Mamdouh Mahmud Salim, being held in Germany, served al Qaeda as a lecturer on what activities were acceptable under Islam, as a financier and in darker pursuits. In late 1993, according to his indictment, Salim endorsed a plan to procure enriched uranium.

Hage, the former private secretary to bin Laden in Sudan who later lived and worked with Fazil in Kenya, is suspected of trying to obtain chemical weapons, according to court papers.

Khalid al-Fawwaz, whom the United States is seeking to extradite from England, is charged with murder conspiracy. British authorities, who have not publicly identified him, say he is the leader of bin Laden's organization in Britain.

In what appears to be an effort to delve deeper into bin Laden's network, police in Britain, Uganda and Kenya have raided or curtailed the activities of a number of Muslim organizations that are at least outwardly devoted to charity and prayer, raising angry protests.

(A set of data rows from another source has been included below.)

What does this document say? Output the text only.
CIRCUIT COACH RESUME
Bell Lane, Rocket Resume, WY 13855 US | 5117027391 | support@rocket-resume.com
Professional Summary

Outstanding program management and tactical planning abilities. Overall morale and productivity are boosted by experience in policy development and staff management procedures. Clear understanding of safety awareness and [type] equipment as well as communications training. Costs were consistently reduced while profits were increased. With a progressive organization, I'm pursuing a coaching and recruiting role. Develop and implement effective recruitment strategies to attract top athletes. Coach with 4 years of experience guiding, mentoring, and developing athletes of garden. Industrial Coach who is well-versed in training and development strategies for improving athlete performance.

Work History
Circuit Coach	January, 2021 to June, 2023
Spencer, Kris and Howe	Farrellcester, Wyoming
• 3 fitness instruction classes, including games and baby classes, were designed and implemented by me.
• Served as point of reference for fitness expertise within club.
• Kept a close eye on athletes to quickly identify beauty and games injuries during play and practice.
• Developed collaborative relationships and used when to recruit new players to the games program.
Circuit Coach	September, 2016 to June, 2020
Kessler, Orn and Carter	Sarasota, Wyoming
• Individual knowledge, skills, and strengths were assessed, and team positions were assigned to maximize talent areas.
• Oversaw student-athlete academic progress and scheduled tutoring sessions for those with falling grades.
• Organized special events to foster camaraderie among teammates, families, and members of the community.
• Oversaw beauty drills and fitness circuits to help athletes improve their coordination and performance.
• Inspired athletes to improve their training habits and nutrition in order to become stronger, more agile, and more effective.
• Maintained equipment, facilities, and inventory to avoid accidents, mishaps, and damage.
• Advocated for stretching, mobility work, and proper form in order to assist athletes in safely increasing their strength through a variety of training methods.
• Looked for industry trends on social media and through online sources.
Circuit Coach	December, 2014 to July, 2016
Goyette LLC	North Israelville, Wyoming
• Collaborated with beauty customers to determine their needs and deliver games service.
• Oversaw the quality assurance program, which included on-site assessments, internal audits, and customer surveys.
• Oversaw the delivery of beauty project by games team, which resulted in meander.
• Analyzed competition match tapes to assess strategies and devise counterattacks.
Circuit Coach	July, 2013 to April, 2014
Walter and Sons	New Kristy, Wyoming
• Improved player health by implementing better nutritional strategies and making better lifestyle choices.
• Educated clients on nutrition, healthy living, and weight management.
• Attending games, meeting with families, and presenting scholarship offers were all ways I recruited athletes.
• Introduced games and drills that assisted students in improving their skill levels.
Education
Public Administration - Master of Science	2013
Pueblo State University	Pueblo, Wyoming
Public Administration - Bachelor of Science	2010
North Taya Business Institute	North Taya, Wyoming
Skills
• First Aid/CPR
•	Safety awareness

"We hope the FBI will be more circumspect in these arrests," says Adotei Akwei, advocacy director for Africa at Amnesty USA, the human-rights group. "The FBI has, probably unconsciously, provided a wonderful opportunity for these governments to curtail dissent within their societies."

Meanwhile, the controversy over the U.S. bombing of the pharmaceutical plant in Khartoum continues. Charles Josselin, a top French official dealing with the developing world, says the attack had the unintended effect of making Sudan a victim in the eyes of other countries.

The debate was further fueled by an angry denial by Saleh Idris, owner of the el-Shifa plant, of charges by U.S. intelligence officials that he is believed to have some links to an Egyptian terrorist group.

The Clinton administration has resisted any independent examination of its reasons for the missile attack on the plant.